Prior to the formation of the group, several meetings were held throughout the year to discuss how participants, as they age, would be able to remain in their homes and communities by providing a local service network of providers who could aid members in such tasks as transportation, home repair, in-home care, etc. The first meeting of interested parties was held July 21, 2012, where it was decided that the ‘village concept’ might be one that would fit our diverse community. A second meeting was held on October 7, 2012, where the village model as practiced in Athens, Ohio, and in Alexandria, Virginia, was explored in-depth plus the review of a draft needs assessment.
A third meeting was held on December 15, 2012, where the village concept was discussed in a meeting chaired by James Thibeault. A needs assessment survey was presented by Kassandra Kass. A grant proposal was put forth by Hazel Palmer. The National Gathering of the Village to Village Network which was held in Atlanta, October 15-17, 2012, was attended by Barbara Frierson and James Thibeault. Such topics as: Steps to Starting a Group, Funding and Membership dues, Member Services, Volunteers, etc. were explained to the group by Barbara while James reported back concerning the success and challenges of establishing communities plus how to grow a community and retain members.
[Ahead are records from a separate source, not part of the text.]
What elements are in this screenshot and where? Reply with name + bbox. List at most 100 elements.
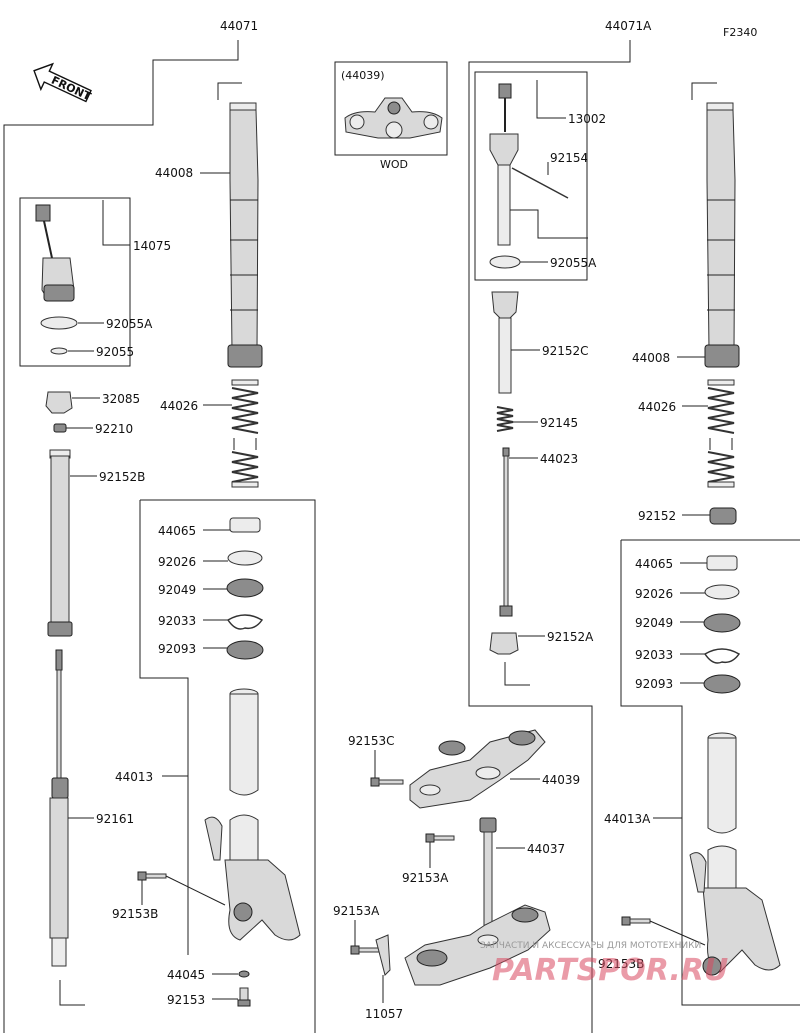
pin-92154 [511, 167, 569, 199]
left-inner-frame-step [139, 500, 189, 955]
inset-frame [334, 61, 448, 156]
label-44037: 44037 [527, 842, 565, 856]
bracket-11057 [375, 934, 391, 976]
label-92152c: 92152C [542, 344, 589, 358]
sensor-kit-frame [19, 197, 131, 367]
steering-stem-44037 [404, 817, 551, 986]
figure-code: F2340 [723, 26, 757, 39]
label-92033-right: 92033 [635, 648, 673, 662]
label-92153a-1: 92153A [402, 871, 449, 885]
cap-32085 [45, 391, 73, 414]
label-92093-left: 92093 [158, 642, 196, 656]
label-92049-left: 92049 [158, 583, 196, 597]
label-32085: 32085 [102, 392, 140, 406]
right-assembly-frame [468, 40, 631, 1033]
top-clamp-inset-drawing [344, 97, 443, 139]
label-44045: 44045 [167, 968, 205, 982]
label-44039: 44039 [542, 773, 580, 787]
sensor-assembly-left [35, 204, 75, 302]
inset-note: WOD [380, 158, 408, 171]
bushing-44065-right [706, 555, 738, 571]
label-44026-right: 44026 [638, 400, 676, 414]
label-44013a: 44013A [604, 812, 651, 826]
label-14075: 14075 [133, 239, 171, 253]
label-44026-left: 44026 [160, 399, 198, 413]
label-92055a-left: 92055A [106, 317, 153, 331]
bushing-44065-left [229, 517, 261, 533]
bolt-92153c [370, 777, 404, 787]
label-44013: 44013 [115, 770, 153, 784]
bolt-92153b-right [621, 916, 651, 926]
watermark-brand: PARTSPOR.RU [492, 953, 728, 988]
label-13002: 13002 [568, 112, 606, 126]
label-44008-left: 44008 [155, 166, 193, 180]
label-92153a-2: 92153A [333, 904, 380, 918]
label-44023: 44023 [540, 452, 578, 466]
spacer-92152 [709, 507, 737, 525]
outer-tube-left [217, 82, 263, 368]
bolt-92153b-left [137, 871, 167, 881]
label-92145: 92145 [540, 416, 578, 430]
o-ring-92055 [50, 347, 68, 355]
damper-rod-92161 [49, 649, 69, 967]
spring-44026-left [231, 379, 259, 488]
bolt-92153a-2 [350, 945, 382, 955]
label-92153: 92153 [167, 993, 205, 1007]
top-clamp-44039 [409, 729, 546, 809]
label-44008-right: 44008 [632, 351, 670, 365]
inner-tube-44013a [689, 732, 781, 976]
clip-92033-right [704, 648, 741, 664]
right-inner-frame [620, 540, 800, 1006]
label-92026-right: 92026 [635, 587, 673, 601]
label-92154: 92154 [550, 151, 588, 165]
label-92152: 92152 [638, 509, 676, 523]
assembly-label-right: 44071A [605, 19, 652, 33]
spring-92145 [496, 406, 514, 432]
dust-seal-92093-right [703, 674, 741, 694]
washer-92026-right [704, 584, 740, 600]
rod-44023 [499, 447, 513, 617]
label-92026-left: 92026 [158, 555, 196, 569]
label-92152b: 92152B [99, 470, 145, 484]
label-92033-left: 92033 [158, 614, 196, 628]
label-92093-right: 92093 [635, 677, 673, 691]
washer-44045 [238, 970, 250, 978]
front-arrow-icon: FRONT [33, 62, 93, 104]
label-92153c: 92153C [348, 734, 395, 748]
label-92049-right: 92049 [635, 616, 673, 630]
spring-44026-right [707, 379, 735, 488]
bolt-92153a-1 [425, 833, 455, 843]
outer-tube-right [691, 82, 740, 368]
label-92210: 92210 [95, 422, 133, 436]
front-label: FRONT [49, 74, 93, 104]
o-ring-92055a-left [40, 316, 78, 330]
label-92152a: 92152A [547, 630, 594, 644]
tube-92152b [47, 449, 73, 637]
label-44065-left: 44065 [158, 524, 196, 538]
clip-92033-left [227, 614, 264, 630]
nut-92210 [53, 423, 67, 433]
left-assembly-frame [3, 40, 239, 1033]
label-11057: 11057 [365, 1007, 403, 1021]
cartridge-kit-frame [474, 71, 588, 281]
label-92153b-left: 92153B [112, 907, 158, 921]
inset-code: (44039) [341, 69, 385, 82]
oil-seal-92049-left [226, 578, 264, 598]
oil-seal-92049-right [703, 613, 741, 633]
cartridge-13002 [489, 83, 519, 246]
nut-92152a [489, 632, 519, 655]
label-92161: 92161 [96, 812, 134, 826]
o-ring-92055a-right [489, 255, 521, 269]
label-44065-right: 44065 [635, 557, 673, 571]
label-92055a-right: 92055A [550, 256, 597, 270]
label-92055: 92055 [96, 345, 134, 359]
bolt-92153 [237, 987, 251, 1007]
assembly-label-left: 44071 [220, 19, 258, 33]
label-92153b-right: 92153B [598, 957, 644, 971]
inner-tube-44013 [204, 688, 301, 941]
watermark-tagline: ЗАПЧАСТИ И АКСЕССУАРЫ ДЛЯ МОТОТЕХНИКИ [480, 941, 701, 951]
left-inner-frame [140, 499, 316, 1033]
washer-92026-left [227, 550, 263, 566]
A mission statement was proposed and sent for consideration to the Steering Committee: “A sustainable senior community that supports members who wish to live independently in their own homes by providing or helping arrange a wide variety of services to meet their needs.”
Also at the December meeting, two great ideas were put forth by members of the group – Crisis Casseroles and a Telephone Tree. Crisis Casseroles proposed by Hazel Palmer is a concept to provide food door-to-door when a member suffers a family or personal crisis like an operation or a debilitating illness. Members would provide simple meals thereby alleviating one worry for anyone suffering such a crisis. Likewise, a Telephone Tree, as envisioned by Melora Cann and Karen Glazier, was established where regularly scheduled calls would be placed to members alerting them to upcoming events and filling them in on ‘what’s going on’ plus just making sure that they were ‘OK’. In this way, an opportunity for building a relationship through conversation, thus enlarging the personal socialization aspect, could be created and nourished.